- Cover of the first volume

女子力高めな獅子原くん (Joshiryoku Takamena Shishihara-kun)
- Genre: Comedy
- Written by: Mii Aimai
- Published by: Comic Smart (digital); Ichijinsha (print);
- English publisher: NA: Mangamo;
- Imprint: Zero Sum Comics
- Magazine: Ganma! [ja]
- Original run: September 8, 2019 – present
- Volumes: 11

= Ultra-Fem Shishihara-kun =

Japanese manga series

Ultra-Fem Shishihara-kun (女子力高めな獅子原くん, Joshiryoku Takamena Shishihara-kun) is a Japanese manga series written and illustrated by Mii Aimai. It began serialization on Comic Smart's Ganma! website in September 2019. As of April 2026, Ichijinsha has released eleven volumes.

==Publication==
Written and illustrated by Mii Aimai, the series originated as a one-shot released in August 2019. The one-shot was turned into a full series, which began serialization on Comic Smart's Ganma! website on September 8, 2019. As of April 2026, Ichijinsha has collected the series' individual chapters into eleven tankōbon volumes.
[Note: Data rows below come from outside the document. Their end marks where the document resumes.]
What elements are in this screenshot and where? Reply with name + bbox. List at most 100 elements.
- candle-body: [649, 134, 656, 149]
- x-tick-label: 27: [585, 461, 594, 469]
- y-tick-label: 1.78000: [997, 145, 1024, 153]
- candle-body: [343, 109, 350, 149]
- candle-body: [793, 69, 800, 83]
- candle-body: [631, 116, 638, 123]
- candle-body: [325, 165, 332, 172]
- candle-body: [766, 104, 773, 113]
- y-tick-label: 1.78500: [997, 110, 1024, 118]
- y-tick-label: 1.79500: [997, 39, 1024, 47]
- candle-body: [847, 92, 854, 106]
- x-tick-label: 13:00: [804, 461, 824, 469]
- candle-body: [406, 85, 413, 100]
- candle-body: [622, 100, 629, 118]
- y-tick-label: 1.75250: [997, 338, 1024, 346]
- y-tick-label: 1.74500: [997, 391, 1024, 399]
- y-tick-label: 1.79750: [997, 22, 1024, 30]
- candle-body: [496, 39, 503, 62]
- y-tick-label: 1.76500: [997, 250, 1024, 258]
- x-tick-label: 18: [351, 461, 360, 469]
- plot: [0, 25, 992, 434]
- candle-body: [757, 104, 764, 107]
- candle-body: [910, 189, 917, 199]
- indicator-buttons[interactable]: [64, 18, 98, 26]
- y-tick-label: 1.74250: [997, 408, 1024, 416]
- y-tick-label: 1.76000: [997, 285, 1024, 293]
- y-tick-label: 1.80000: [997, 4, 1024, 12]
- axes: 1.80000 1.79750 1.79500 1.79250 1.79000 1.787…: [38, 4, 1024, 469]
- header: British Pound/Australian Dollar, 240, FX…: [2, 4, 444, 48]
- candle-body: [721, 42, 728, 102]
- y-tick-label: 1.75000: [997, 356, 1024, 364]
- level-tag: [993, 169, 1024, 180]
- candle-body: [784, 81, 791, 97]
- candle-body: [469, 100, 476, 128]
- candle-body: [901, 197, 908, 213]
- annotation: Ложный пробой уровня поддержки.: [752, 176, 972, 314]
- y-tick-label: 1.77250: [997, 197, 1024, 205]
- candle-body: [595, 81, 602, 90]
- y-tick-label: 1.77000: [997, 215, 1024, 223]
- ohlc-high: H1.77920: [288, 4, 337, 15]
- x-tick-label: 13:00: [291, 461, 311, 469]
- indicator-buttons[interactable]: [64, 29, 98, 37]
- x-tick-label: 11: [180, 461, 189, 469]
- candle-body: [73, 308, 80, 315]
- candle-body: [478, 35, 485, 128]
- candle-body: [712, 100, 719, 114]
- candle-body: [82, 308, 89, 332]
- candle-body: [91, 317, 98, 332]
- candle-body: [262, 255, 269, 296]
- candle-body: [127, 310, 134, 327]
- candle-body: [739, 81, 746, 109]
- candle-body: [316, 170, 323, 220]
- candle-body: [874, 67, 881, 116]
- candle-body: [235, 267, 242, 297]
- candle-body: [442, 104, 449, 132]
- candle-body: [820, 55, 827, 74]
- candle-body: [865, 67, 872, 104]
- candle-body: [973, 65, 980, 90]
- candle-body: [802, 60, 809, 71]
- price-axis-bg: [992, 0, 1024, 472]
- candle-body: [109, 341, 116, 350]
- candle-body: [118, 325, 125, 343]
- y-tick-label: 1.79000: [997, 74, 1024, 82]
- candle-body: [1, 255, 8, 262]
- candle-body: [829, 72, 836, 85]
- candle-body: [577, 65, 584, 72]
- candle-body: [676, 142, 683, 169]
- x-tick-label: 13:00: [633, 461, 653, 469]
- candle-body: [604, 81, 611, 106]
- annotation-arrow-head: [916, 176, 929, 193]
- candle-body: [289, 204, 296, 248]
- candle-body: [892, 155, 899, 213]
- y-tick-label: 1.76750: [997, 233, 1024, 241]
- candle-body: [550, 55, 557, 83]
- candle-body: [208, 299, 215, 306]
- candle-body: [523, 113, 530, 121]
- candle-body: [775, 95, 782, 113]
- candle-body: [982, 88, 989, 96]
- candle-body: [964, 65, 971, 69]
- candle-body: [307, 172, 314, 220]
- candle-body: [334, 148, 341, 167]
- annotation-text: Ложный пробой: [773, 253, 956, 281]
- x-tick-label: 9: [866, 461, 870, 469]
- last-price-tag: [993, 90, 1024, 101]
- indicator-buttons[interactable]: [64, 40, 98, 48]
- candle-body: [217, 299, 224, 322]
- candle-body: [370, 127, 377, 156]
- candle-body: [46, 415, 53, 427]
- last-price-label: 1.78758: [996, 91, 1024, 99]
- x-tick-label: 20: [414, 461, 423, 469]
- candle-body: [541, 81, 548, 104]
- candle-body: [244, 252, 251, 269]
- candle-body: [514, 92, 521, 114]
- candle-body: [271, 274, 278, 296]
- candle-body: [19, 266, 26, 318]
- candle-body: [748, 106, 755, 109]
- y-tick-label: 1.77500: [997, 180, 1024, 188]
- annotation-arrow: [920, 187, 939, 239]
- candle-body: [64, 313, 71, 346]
Mangamo is publishing the series in English digitally.

===Volume list===

| No. | Japanese release date | Japanese ISBN |
|---|---|---|
| 1 | June 25, 2020 | 978-4-75-803525-5 |
| 2 | December 24, 2020 | 978-4-75-803573-6 |
| 3 | August 25, 2021 | 978-4-75-803645-0 |
| 4 | April 25, 2022 | 978-4-75-803729-7 |
| 5 | February 25, 2023 | 978-4-75-803856-0 |
| 6 | July 25, 2023 | 978-4-75-803912-3 |
| 7 | December 25, 2023 | 978-4-75-803972-7 |
| 8 | September 30, 2024 | 978-4-7580-8586-1 |
| 9 | February 28, 2025 | 978-4-7580-8657-8 |
| 10 | September 30, 2025 | 978-4-7580-8810-7 |
| 11 | April 30, 2026 | 978-4-7580-9853-3 |

==Reception==
Danica Davidson of Otaku USA praised the setup, characters, setting, and story, though Davidson felt the story was a bit unoriginal. ITmedias columnists praised the characters and how they interact.

The series ranked 16th in the 2021 Next Manga Award in the web manga category; it was also nominated for the same award in 2023. In the 2022 Tsutaya Comic Award, the series ranked eighth.